Хрустело под ногами, от морозца.

Старец одет был бедно, в сермяжной ряске, и на руке лукошко. Помолился на образа Рождества Богородицы и Спаса Нерукотворенного — по преданию из опочивальни Ивана Грозного, — и, "благословив все", сказал:

— Милость Господня вам, чада.

Они склонились. То, что и он склонился, Среднев объяснял тем, что… — "как-то невольно вышло… от торжественных слов, возможно". Он подвинул кресло, молча, как бы предлагая пришельцу сесть, но старец не садился, а вынул из лукошка небольшой медный крест, «блеснувший», благословил им все и сказал, "внятно и наставительно":

— Радуйтеся Благовестию.

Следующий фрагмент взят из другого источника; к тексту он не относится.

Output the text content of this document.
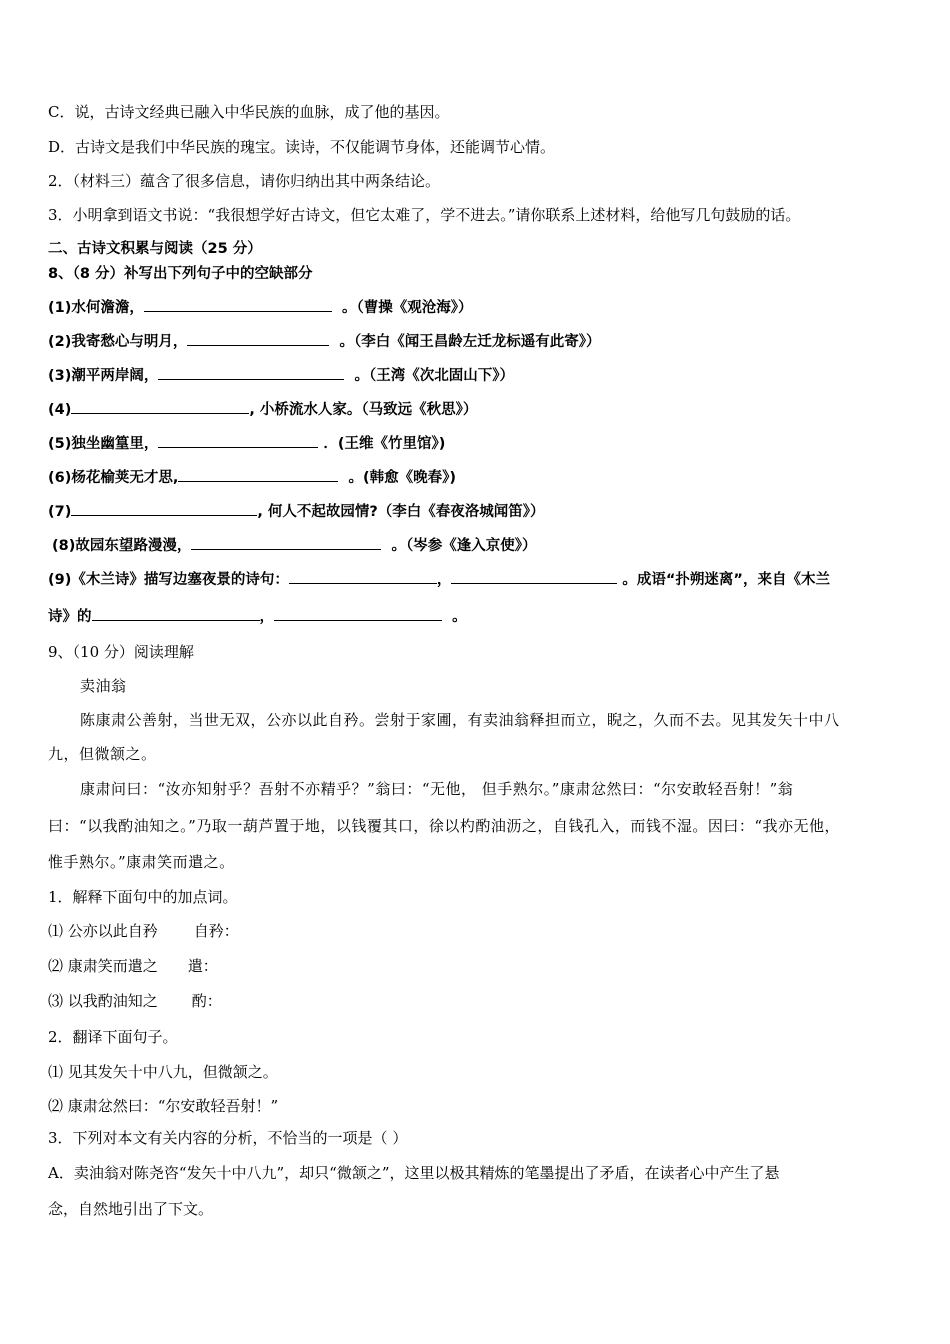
C．说，古诗文经典已融入中华民族的血脉，成了他的基因。
D．古诗文是我们中华民族的瑰宝。读诗，不仅能调节身体，还能调节心情。
2．（材料三）蕴含了很多信息，请你归纳出其中两条结论。
3．小明拿到语文书说：“我很想学好古诗文，但它太难了，学不进去。”请你联系上述材料，给他写几句鼓励的话。
二、古诗文积累与阅读（25 分）
8、（8 分）补写出下列句子中的空缺部分
(1)水何澹澹，	。（曹操《观沧海》）
(2)我寄愁心与明月，	。（李白《闻王昌龄左迁龙标遥有此寄》）
(3)潮平两岸阔，	。（王湾《次北固山下》）
(4)	, 小桥流水人家。（马致远《秋思》）
(5)独坐幽篁里，	．(王维《竹里馆》)
(6)杨花榆荚无才思,	。(韩愈《晚春》)
(7)	, 何人不起故园情?（李白《春夜洛城闻笛》）
(8)故园东望路漫漫，	。（岑参《逢入京使》）
(9)《木兰诗》描写边塞夜景的诗句：	，	。成语“扑朔迷离”，来自《木兰
诗》的	，	。
9、（10 分）阅读理解
卖油翁
陈康肃公善射，当世无双，公亦以此自矜。尝射于家圃，有卖油翁释担而立，睨之，久而不去。见其发矢十中八
九，但微颔之。
康肃问曰：“汝亦知射乎？吾射不亦精乎？”翁曰：“无他， 但手熟尔。”康肃忿然曰：“尔安敢轻吾射！”翁
曰：“以我酌油知之。”乃取一葫芦置于地，以钱覆其口，徐以杓酌油沥之，自钱孔入，而钱不湿。因曰：“我亦无他，
惟手熟尔。”康肃笑而遣之。
1．解释下面句中的加点词。
⑴ 公亦以此自矜 自矜：
⑵ 康肃笑而遣之 遣：
⑶ 以我酌油知之 酌：
2．翻译下面句子。
⑴ 见其发矢十中八九，但微颔之。
⑵ 康肃忿然曰：“尔安敢轻吾射！”
3．下列对本文有关内容的分析，不恰当的一项是（ ）
A．卖油翁对陈尧咨“发矢十中八九”，却只“微颔之”，这里以极其精炼的笔墨提出了矛盾，在读者心中产生了悬
念，自然地引出了下文。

Раб Божий Василий, лесной дозорщик, знакомец и доброхот, обрел сей Крест Господень на Куликовом Поле и волею Господа посылает во знамение Спасения.

— Он, — рассказывала Олечка, — сказал лучше, но я не могла запомнить.

— Проще и… глубже… — поправил Среднев, — и я невольно почувствовал какую-то особенную силу в его словах… затрудняюсь определить… проникновенную, духовную?..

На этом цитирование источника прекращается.